By Ruby Pratka
Local Journalism Initiative
Bromont mayor Louis Villeneuve summarized the feelings of many Brome-Missisquoi homeowners when he told a December council meeting, “Une année de rôle n’est pas une année drôle” – a property assessment year isn’t a fun year.
Rarely has that been truer than this year, when property values in some municipalities with new roles this year – assessed based on July 2022 market rates and updated in 2023 – more than doubled.
One of those municipalities is West Bolton. Several West Bolton homeowners have contacted the BCN in recent weeks with concerns about their property value rising. One homeowner who preferred not to be named said their property value jumped by 113 per cent since the last assessment, when no previous increase had exceeded 9.1 per cent. A nearby homeowner, Marie-Christine Moulin, said the assessed value of her home had risen by 80 per cent, and an unused adjacent piece of land she owned by 125 per cent. Michelle Chartrand said her property value had risen by 224 per cent.
“The mayor [Denis Vaillancourt] said the assessment role showed an average increase of 84 to 87 per cent,” Moulin said. “How can that have happened in three years?”
In response, West Bolton reduced the residential tax rate from 53 cents per $100 of assessed value to 36 cents and announced it would allow citizens to pay their tax bills in four installments instead of the usual three. “Some [property owners] will end up paying the double [of their previous tax bill] anyway.” (Although Vaillancourt told the BCN in a brief email exchange before the release of the budget that the tax rate would “naturally” have to go down, he did not respond to further requests for comment.)
The MRC Brome-Missisquoi coordinates property value assessments for 16 Brome-Missisquoi municipalities, including West Bolton, and mandates an external firm to do the actual evaluations. Evaluations must be carried out 18 months before the entry into force of a new assessment role – meaning that for West Bolton and other municipalities getting a new role in January 2024, their evaluations are based on property values as they were in July 2022 – near the height of the pandemic-driven bidding war over rural second homes, as Patrick Lafleur, assessment department co-ordinator at the MRC de Brome-Missisquoi, explained. “West Bolton has a special situation – there are places near Brome Lake that have sold for a lot.”

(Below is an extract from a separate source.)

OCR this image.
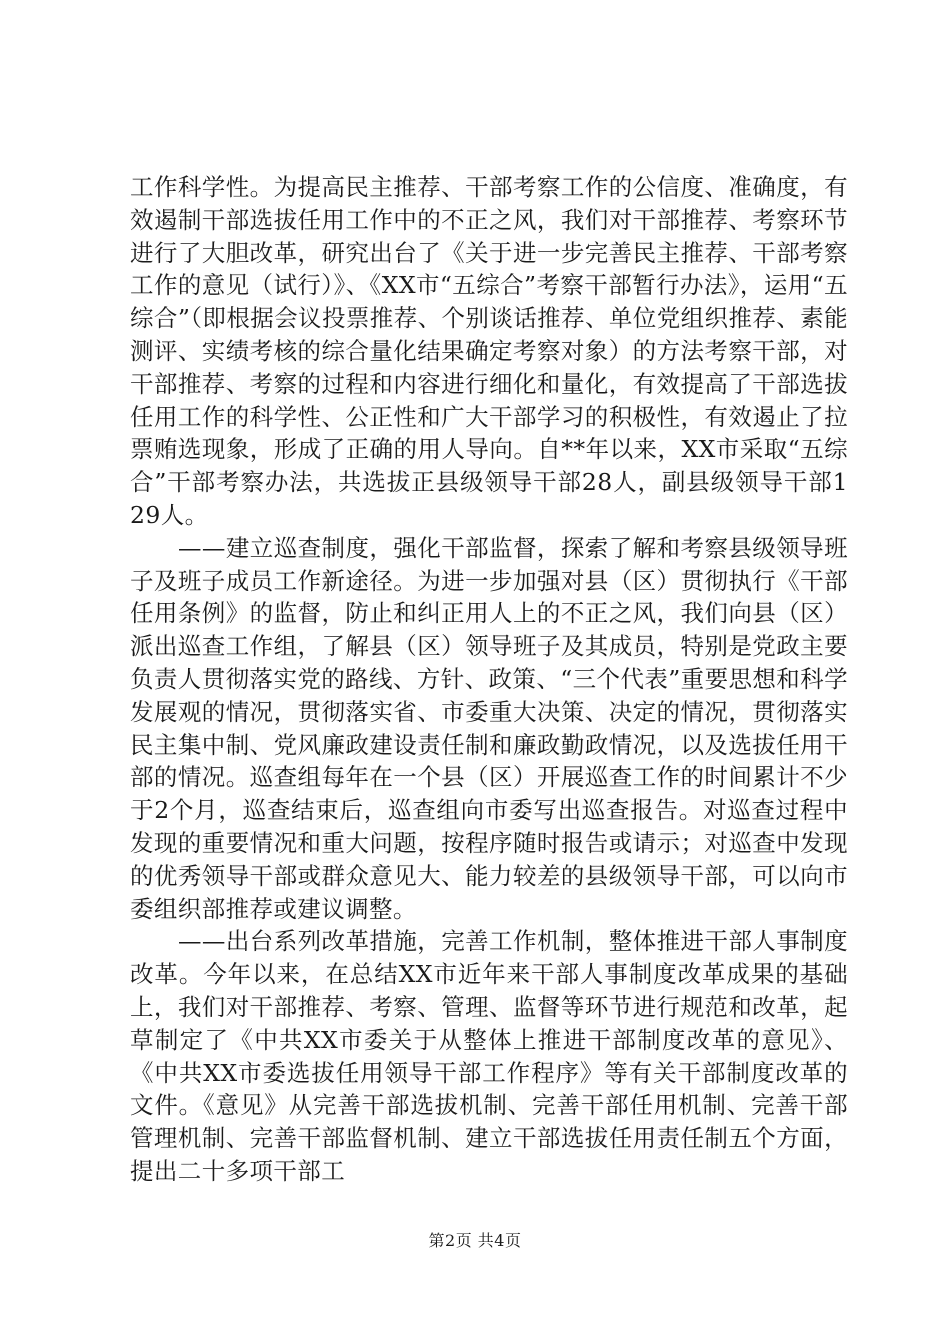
工作科学性。为提高民主推荐、干部考察工作的公信度、准确度，有效遏制干部选拔任用工作中的不正之风，我们对干部推荐、考察环节进行了大胆改革，研究出台了《关于进一步完善民主推荐、干部考察工作的意见（试行）》、《XX市“五综合”考察干部暂行办法》，运用“五综合”（即根据会议投票推荐、个别谈话推荐、单位党组织推荐、素能测评、实绩考核的综合量化结果确定考察对象）的方法考察干部，对干部推荐、考察的过程和内容进行细化和量化，有效提高了干部选拔任用工作的科学性、公正性和广大干部学习的积极性，有效遏止了拉票贿选现象，形成了正确的用人导向。自**年以来，XX市采取“五综合”干部考察办法，共选拔正县级领导干部28人，副县级领导干部129人。

——建立巡查制度，强化干部监督，探索了解和考察县级领导班子及班子成员工作新途径。为进一步加强对县（区）贯彻执行《干部任用条例》的监督，防止和纠正用人上的不正之风，我们向县（区）派出巡查工作组，了解县（区）领导班子及其成员，特别是党政主要负责人贯彻落实党的路线、方针、政策、“三个代表”重要思想和科学发展观的情况，贯彻落实省、市委重大决策、决定的情况，贯彻落实民主集中制、党风廉政建设责任制和廉政勤政情况，以及选拔任用干部的情况。巡查组每年在一个县（区）开展巡查工作的时间累计不少于2个月，巡查结束后，巡查组向市委写出巡查报告。对巡查过程中发现的重要情况和重大问题，按程序随时报告或请示；对巡查中发现的优秀领导干部或群众意见大、能力较差的县级领导干部，可以向市委组织部推荐或建议调整。

——出台系列改革措施，完善工作机制，整体推进干部人事制度改革。今年以来，在总结XX市近年来干部人事制度改革成果的基础上，我们对干部推荐、考察、管理、监督等环节进行规范和改革，起草制定了《中共XX市委关于从整体上推进干部制度改革的意见》、《中共XX市委选拔任用领导干部工作程序》等有关干部制度改革的文件。《意见》从完善干部选拔机制、完善干部任用机制、完善干部管理机制、完善干部监督机制、建立干部选拔任用责任制五个方面，提出二十多项干部工

第2页 共4页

Marie-Hélène Cadrin is a board member and spokesperson for the Association des évaluateurs municipaux du Québec and an evaluator at J.P. Cadrin, a Sherbrooke-based firm which recently carried out Bromont’s assessment role. She said pandemic-driven demand put “strong market pressure” on the region.
“Inspectors visit the properties and collect data … on the size, the materials, the state of the building, whether there were renovations or a basement added. We analyze recent transactions and sales and apply that to the properties. We ask the question, ‘How much would this house sell for?’”
Lafleur and Cadrin note that homeowners can contest their property value assessment with the MRC. However, several homeowners are skeptical of this process, which they pay for out of pocket – $88.80 for a property which is valued at less than $500,000 and $355.00 for a property valued between $500,000 and $2 million. However, some homeowners are skeptical of that process. “I wrote to the MRC with very specific questions quoting the Ministère des affaires municipales qualitative criterion like access to commodities, risk associated with the land, noise, frontage, topography, dust, wind orientation, etc. They told me to fill a form. I sent another question and they sent me a link to a video which does not address my question at all. The MRC is judge and jury in this situation in which it is making money,” Chartrand said. Moulin said she plans to contest her assessment once she receives her tax bill.
Cadrin and Lafleur rejected any notion that political and economic considerations could affect property evaluations. “A lot of people think we are aiming for the highest value we can get, but as an evaluator, I don’t get any advantage from a higher value,” Cadrin said.
Jimmy Desgagnés, an evaluator with the Fédération québécoise des municipalités, noted that Quebec’s property evaluation system “dates back more than 40 years” and is applied equally to major cities with thousands of transactions per year and towns like West Bolton with only a few hundred total properties, although he said “extreme sales” weren’t factored in.
Moulin, one of the West Bolton homeowners, wondered aloud whether the system was built to respond to months and years of extreme sales. “We’re coming out of an exceptional period, and one day someone will look at that and say ‘What happened here?’ The method they use does not take into account the pandemic, and that’s something they maybe could have done – the current situation makes no sense.